The Temperature of Science
James Hansen

My experience with global temperature data over 30 years provides insight about how the science and its public perception have changed. In the late 1970s I became curious about well known analyses of global temperature change published by climatologist J. Murray Mitchell: why were his estimates for large-scale temperature change restricted to northern latitudes? As a planetary scientist, it seemed to me there were enough data points in the Southern Hemisphere to allow useful estimates both for that hemisphere and for the global average. So I requested a tape of meteorological station data from Roy Jenne of the National Center for Atmospheric Research, who obtained the data from records of the World Meteorological Organization, and I made my own analysis.

Fast forward to December 2009, when I gave a talk at the Progressive Forum in Houston Texas. The organizers there felt it necessary that I have a police escort between my hotel and the forum where I spoke. Days earlier bloggers reported that I was probably the hacker who broke into East Anglia computers and stole e-mails. Their rationale: I was not implicated in any of the pirated e-mails, so I must have eliminated incriminating messages before releasing the hacked emails.

The next day another popular blog concluded that I deserved capital punishment. Web chatter on this topic, including indignation that I was coming to Texas, led to a police escort. How did we devolve to this state? Any useful lessons? Is there still interesting science in analyses of surface temperature change? Why spend time on it, if other groups are also doing it? First I describe the current monthly updates of global surface temperature at the Goddard Institute for Space Studies. Then I show graphs illustrating…
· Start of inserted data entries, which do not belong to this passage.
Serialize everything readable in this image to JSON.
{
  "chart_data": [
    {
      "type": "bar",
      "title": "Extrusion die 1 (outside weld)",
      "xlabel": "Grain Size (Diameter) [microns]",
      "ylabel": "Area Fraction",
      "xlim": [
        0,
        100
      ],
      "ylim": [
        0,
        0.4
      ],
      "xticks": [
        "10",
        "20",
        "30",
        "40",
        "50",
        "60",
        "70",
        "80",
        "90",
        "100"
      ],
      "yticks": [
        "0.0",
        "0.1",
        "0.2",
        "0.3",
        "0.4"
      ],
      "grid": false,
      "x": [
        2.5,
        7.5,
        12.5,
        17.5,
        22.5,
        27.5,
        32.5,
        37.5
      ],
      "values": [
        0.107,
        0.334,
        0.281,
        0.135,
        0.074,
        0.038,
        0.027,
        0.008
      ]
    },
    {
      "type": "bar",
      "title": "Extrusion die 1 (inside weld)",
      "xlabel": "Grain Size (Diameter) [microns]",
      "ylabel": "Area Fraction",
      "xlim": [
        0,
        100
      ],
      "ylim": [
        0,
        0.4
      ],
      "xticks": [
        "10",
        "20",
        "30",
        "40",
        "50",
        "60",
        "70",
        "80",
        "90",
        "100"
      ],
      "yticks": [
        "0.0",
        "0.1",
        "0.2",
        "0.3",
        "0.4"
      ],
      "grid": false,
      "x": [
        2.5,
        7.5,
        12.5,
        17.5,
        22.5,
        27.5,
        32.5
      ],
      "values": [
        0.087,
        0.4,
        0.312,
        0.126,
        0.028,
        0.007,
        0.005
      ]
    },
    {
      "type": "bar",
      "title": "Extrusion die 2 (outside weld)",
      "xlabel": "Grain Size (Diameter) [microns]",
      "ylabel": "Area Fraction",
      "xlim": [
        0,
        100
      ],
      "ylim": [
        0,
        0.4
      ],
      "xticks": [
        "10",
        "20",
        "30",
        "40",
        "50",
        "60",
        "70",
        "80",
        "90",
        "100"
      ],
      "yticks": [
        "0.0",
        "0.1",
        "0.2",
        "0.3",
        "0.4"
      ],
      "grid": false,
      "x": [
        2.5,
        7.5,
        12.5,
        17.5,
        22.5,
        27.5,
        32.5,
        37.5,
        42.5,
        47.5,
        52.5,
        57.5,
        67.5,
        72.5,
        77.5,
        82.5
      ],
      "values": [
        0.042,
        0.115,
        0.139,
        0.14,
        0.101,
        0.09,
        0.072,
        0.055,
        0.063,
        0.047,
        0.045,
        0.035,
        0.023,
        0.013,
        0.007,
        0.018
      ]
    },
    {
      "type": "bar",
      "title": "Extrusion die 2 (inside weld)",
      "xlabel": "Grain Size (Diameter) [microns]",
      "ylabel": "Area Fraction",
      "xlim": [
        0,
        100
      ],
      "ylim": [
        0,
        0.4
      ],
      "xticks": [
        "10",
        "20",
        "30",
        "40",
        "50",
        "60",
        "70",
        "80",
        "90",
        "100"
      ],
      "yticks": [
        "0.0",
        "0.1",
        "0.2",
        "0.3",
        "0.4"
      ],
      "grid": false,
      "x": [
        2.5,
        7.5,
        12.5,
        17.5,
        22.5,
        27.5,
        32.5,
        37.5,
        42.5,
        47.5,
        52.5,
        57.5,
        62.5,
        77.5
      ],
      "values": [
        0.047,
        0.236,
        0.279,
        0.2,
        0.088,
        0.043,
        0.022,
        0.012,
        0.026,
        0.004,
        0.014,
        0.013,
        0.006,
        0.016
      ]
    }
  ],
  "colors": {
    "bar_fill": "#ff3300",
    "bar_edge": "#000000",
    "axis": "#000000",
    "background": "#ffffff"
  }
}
Read the whole piece here:

Click to access 20091216_TemperatureOfScience.pdf


Barry: It’s interesting that James hints that Solar activity may have been the cause of the LIA:

Indeed, it is likely that the sun is an important factor in climate variability. Figure 4
shows data on solar irradiance for the period of satellite measurements. We are presently in the
deepest most prolonged solar minimum in the period of satellite data. It is uncertain whether the
solar irradiance will rebound soon into a more-or-less normal solar cycle – or whether it might
remain at a low level for decades, analogous to the Maunder Minimum, a period of few sunspots
that may have been a principal cause of the Little Ice Age.

This suggests to me that at least in James’ mind, the science isn’t settled.
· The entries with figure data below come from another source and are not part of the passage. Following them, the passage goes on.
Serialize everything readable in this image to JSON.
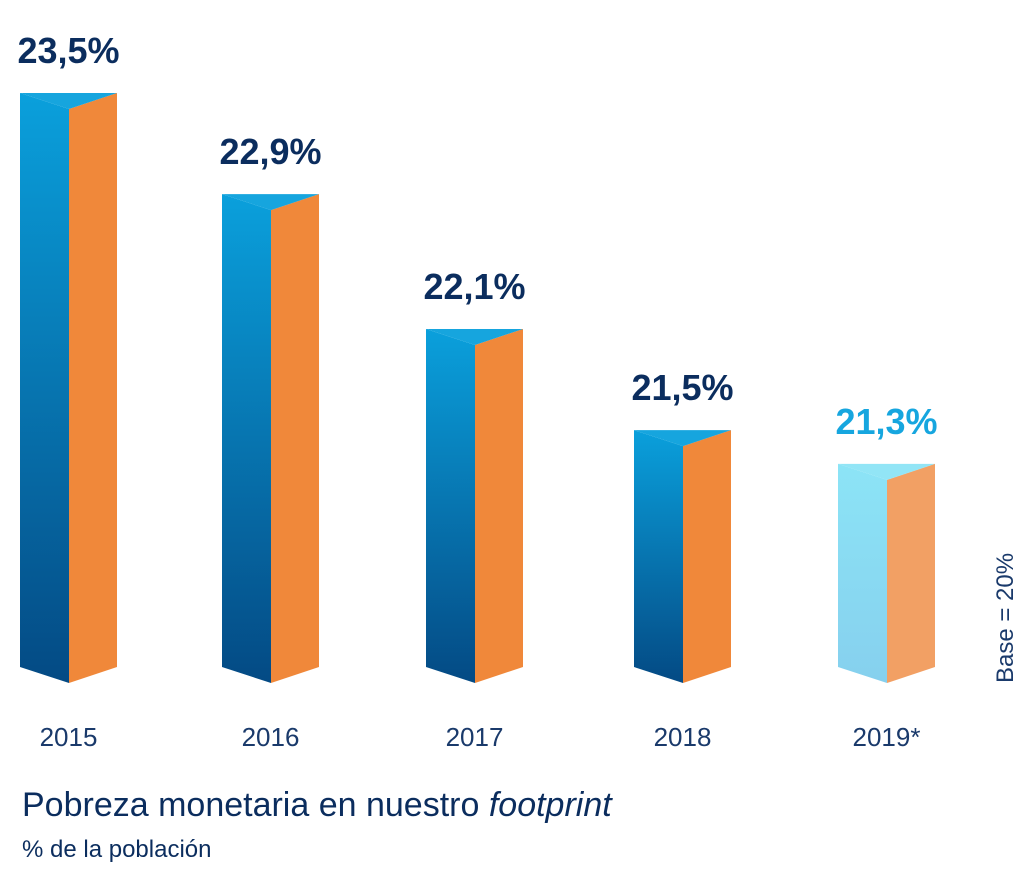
{
  "chart_data": {
    "type": "bar",
    "title": "Pobreza monetaria en nuestro",
    "title_italic": "footprint",
    "subtitle": "% de la población",
    "categories": [
      "2015",
      "2016",
      "2017",
      "2018",
      "2019*"
    ],
    "values": [
      23.5,
      22.9,
      22.1,
      21.5,
      21.3
    ],
    "value_labels": [
      "23,5%",
      "22,9%",
      "22,1%",
      "21,5%",
      "21,3%"
    ],
    "highlighted": [
      false,
      false,
      false,
      false,
      true
    ],
    "ylim": [
      20,
      23.5
    ],
    "base_note": "Base = 20%",
    "grid": false,
    "colors": {
      "front_top": "#0aa0dc",
      "front_bottom": "#044a84",
      "side": "#f0883a",
      "label": "#0b2d5e",
      "estimate_front_top": "#8ce4f6",
      "estimate_front_bottom": "#86d0ee",
      "estimate_side": "#f2a064",
      "estimate_label": "#16a6df"
    }
  }
}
I recently read a statement to the effect that a combined cycle gas turbine costs up to US$200 million. GE’s H frame is rated at 400 MW. Can I really buy one, installed, for as little as the claimed price?


According to a recent report from the UN Framework Convention on Climate Change:

Page 83, section 50 states: [Nationally appropriate mitigation actions shall not include technologies that have adverse impacts on the environment, including, inter alia, nuclear power and large-scale hydro-electric power.]

Click to access inf02.pdf

No wonder China doesn’t want to play!


Yes, exactly Gordon, that clause is utterly insane and intellectually bereft. Who are they to say what is “nationally appropriate”. Strewth, it’s no wonder the whole process was a schmemozzle.
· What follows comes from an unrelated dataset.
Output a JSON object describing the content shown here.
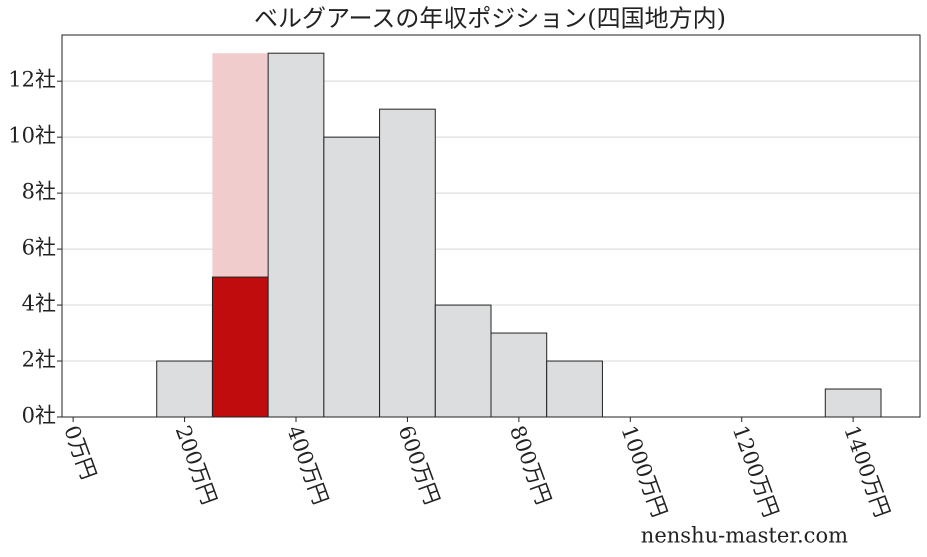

This seems the most appropriate thread to wish Barry and everyone on the blog a very merry Christmas and a happy New Year.
Enjoy yourselves with friends and family or in happy solitude- eat, drink (but not too much) and above all be merry and forget about AGW for a few days.
It has been great, this year,interacting with (almost) all of you and learning so much, from so many interesting and knowledgeable people. Thankyou!